108) 2) Owo naturalne złudzenie, które odkryłem, a dzięki któremu bierze się owo „mogę robić, co chcę“ za wolność woli, sądząc zaraz, że „samowolny“ jest tożsamościowe z „wolny“: „de lib. arb. I, 12. Quid enim tam in voluntate, quam ipsa voluntas, situm est?“[1]
109) 3) Konieczność, która żąda, by pogodzić moralną odpowiedzialność człowieka ze sprawiedliwością Boga. Mianowicie jedna ogromnie poważna trudność nie uszła uwadze bystrego umysłu Augustyna. Usunięcie jej jest tak trudne, że, o ile mi wiadomo, wszyscy późniejsi filozofowie pilnie jej unikali, obchodząc ją chętnie z daleka, po cichu, jak gdyby nie istniała, wyjąwszy trzech, którymi się dlatego zaraz bliżej zajmiemy. Augustyn natomiast wypowiada ją wręcz z całą szlachetną otwartością, zaraz we wstępnych słowach ksiąg „de lib. arb.“: „Dic mihi, quaeso, utrum Deus non sit auctor mali?“[2] — Następnie zaraz w drugim rozdziale, bardziej szczegółowo: „Movet autem animum, si peccata ex his animabus sunt, quas Deus creavit, illae autem animae ex Deo; quomodo non, parvo intervallo, peccata referantur in Deum.“ Na co rozmówca [447] odpowiada: „Id nunc plane abs te dictum est, quod me cogitantem satis excruciat.“[3] Dalszego ciągu tego rozważania, pełnego wątpliwości, podjął się Luter i uwydatnił je z całą gwałtownością swojej wymowy, „De servo arbitrio,“ str. 144: „At talem oportere esse Deum, qui libertate sua necessitatem imponat nobis, ipsa ratio naturalis cogitur confiteri. — Concessa praescientia et omnipotentia, sequitur naturaliter, irrefragabili consequentia, nos per nos ipsos non esse factos, nec vivere, nec agere quidquam, sed per illius omnipotentiam. — Pugnat ex diametro praescientia et omnipotentia Dei cum nostro libero arbitrio. — Omnes homines coguntur inevitabili consequentia admittere, nos non fieri nostra voluntate, sed necessitate; ita nos non facere quod libet, pro jure liberi arbitrii, sed prout Deus praescivit et agit consilio et virtute infallibili et iminutabili“: i t. d.[4]
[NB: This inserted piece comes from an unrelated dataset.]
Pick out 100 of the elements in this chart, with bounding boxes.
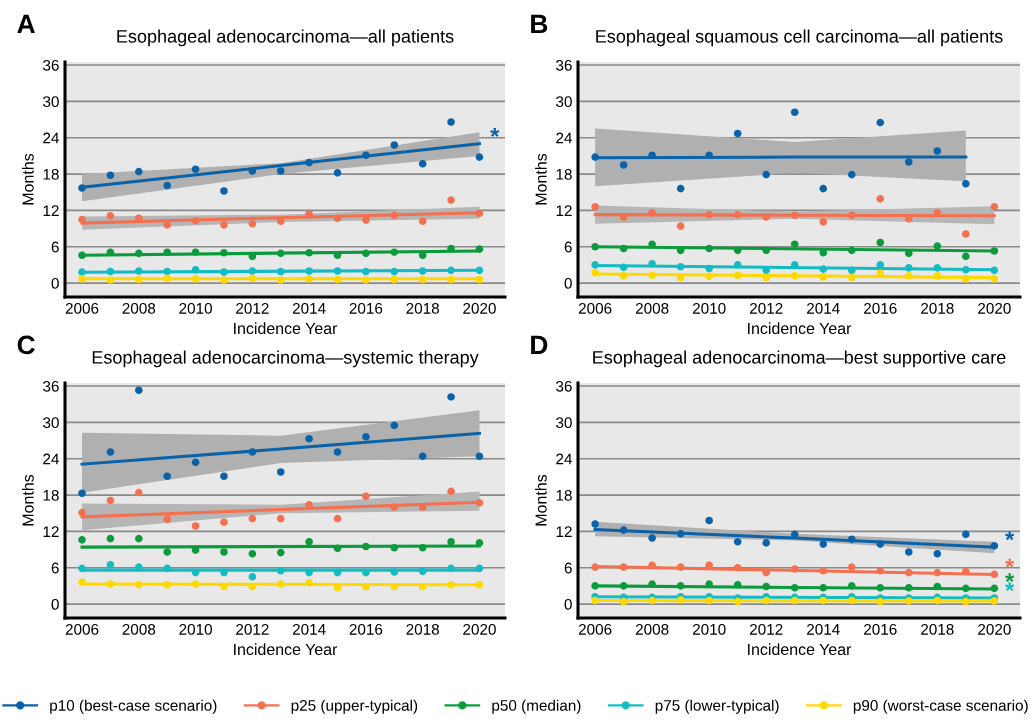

- ↑ „Bo cóż tkwi tak bardzo w woli, jak nie sama wola?“
- ↑ „Powiedz mi, proszę, czy Bóg nie jest sprawcą złego?“
- ↑ „Męczy duszę pytanie, dlaczego nie przenosi się krótką drogą grzechów na Boga, jeśli grzechy pochodzą z tych dusz, które Bóg stworzył, a te dusze od Boga?“
„Jasnoś to wypowiedział, co mnie w myślach moich dostatecznie niepokoi.“ - ↑ „Sam zdrowy rozum każe przyznać, że Bóg musi być takim, iż swoją wolnością nakłada na nas konieczność. — Gdy się godzimy na wszechwiedzę i wszechmoc, to wynika stąd naturalnie, z niezłomnem następstwem, żeśmy ani stworzeni przez siebie samych, ani żyjemy, ani czynimy cokolwiek przez siebie samych, lecz przez jego wszechmocność. —
Wszechwiedza i wszechmoc Boga stoi w zupełnej przeciwności z naszą wolną wolą. — Wszyscy ludzie są zmuszeni przyznać, z następstwem, niedającem się uniknąć, żeśmy nie powstali dzięki naszej woli, lecz dzięki konieczności; a zatem nie czynimy tego, co się nam podoba, wskutek wolnej woli, lecz stosownie do tego, jak Bóg przewidział i jak zrządza według swojego zamiaru i cnoty niezawodnej i niezmiennej:“ i t. d.